The appendix and expanded text on each slide contain the majority of the extra information.
Given how many decks are sent to investors each day, this also serves as a way to address any questions that might come up.
They prefer to compile all the necessary information at once so they can swiftly reject opportunities that don’t align with their goals.
(17%) Abbreviated Version for Reading and Emailing
Investors frequently refer to a different, relatively shorter version of a standalone deck as the “teaser deck.”
The “short version” is what we refer to it as when emailing and only reading.
This version serves as a briefing document to inform investors of what to expect during the pitch, just as its name implies.
Typically, teaser pitch decks are a succinct business overview that includes the following:
- Your identity
- Your actions
- What makes you special
- What makes the market opportunity so large?
One venture capitalist from US recommends that teaser pitch decks should be around 8-12 slides.
According to them:
Regardless of whether you are fund-raising or not, you should always have a “teaser deck” ready to send. The reader should be able to scan your materials quickly and visually and gain an understanding of who you are, what you do, why you’re truly unique, and why the market opportunity is enormous.
(5%) Many Versions, for Many Channels
After discussing the top three most used variations, let’s examine the remaining ones.

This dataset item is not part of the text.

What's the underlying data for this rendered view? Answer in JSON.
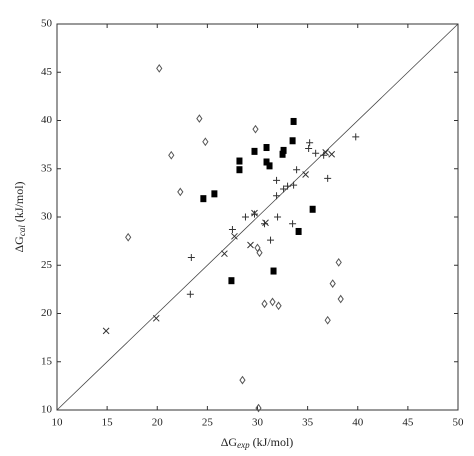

Only two of the investors in our study agreed that a founder can never have too many iterations of the pitch deck. 5% of investors, according to our quick research, advise having virtually unlimited versions, and for good reasons as well.
This suggests that there are different pitch deck versions depending on the audience and the intended method of consumption. While some pitch decks are designed to be independently studied by investors, others are used as a “backdrop” during presentations.
However, investors also advise developing pitch decks that are specifically targeted at investors.
(2%) Pitch Competition Only, Short Version
The pitch competition deck is an additional version that might be useful.
Only 2% of investors (one out of 21) in our study recommended using this pitch deck, making it the least popular. That does not, however, imply that it is not required.
During pitch competitions, competition pitch decks—which typically have 8–10 slides—are presented live on stage. Companies typically have five minutes to publicly present in front of dozens of other startups.
The fundamentals should be covered in both teaser decks and pitch competition decks, including:
- Your identity
- Your actions
- Why are you special
- What makes the market opportunity so large?
However, pitch competition decks frequently have less text and more visuals because they are meant to be presented onstage or in a showy manner. Contrarily, teaser decks are intended to be read by investors, necessitating more copy and occasionally more slides.
Conclusion: Founders most likely won't be able to get by with just one pitch deck.
To address one of the most pressing queries founders have: How many pitch deck versions do I need to make? we gathered and analyzed investor opinion.
Here is a summary of what we learned:
- Investors think founders should have two different versions of their pitch decks.
- Most frequently suggested: According to our study’s investors, 46.34%, a complete presentation deck should be used as a visual aid during pitches.
- Second most popular: 26.83% of investors think that when seeking funding, a full pitch deck should be sent via email.
- A Short Version for Reading and Emailing Only came in third place, with 17% of investors recommending it.
Startup stories can and should be told in a variety of ways, with varying degrees of detail, and through a variety of media.
The good news is that you don’t have to go crazy making endless variations. Probably only two are necessary for startups. Maximally three.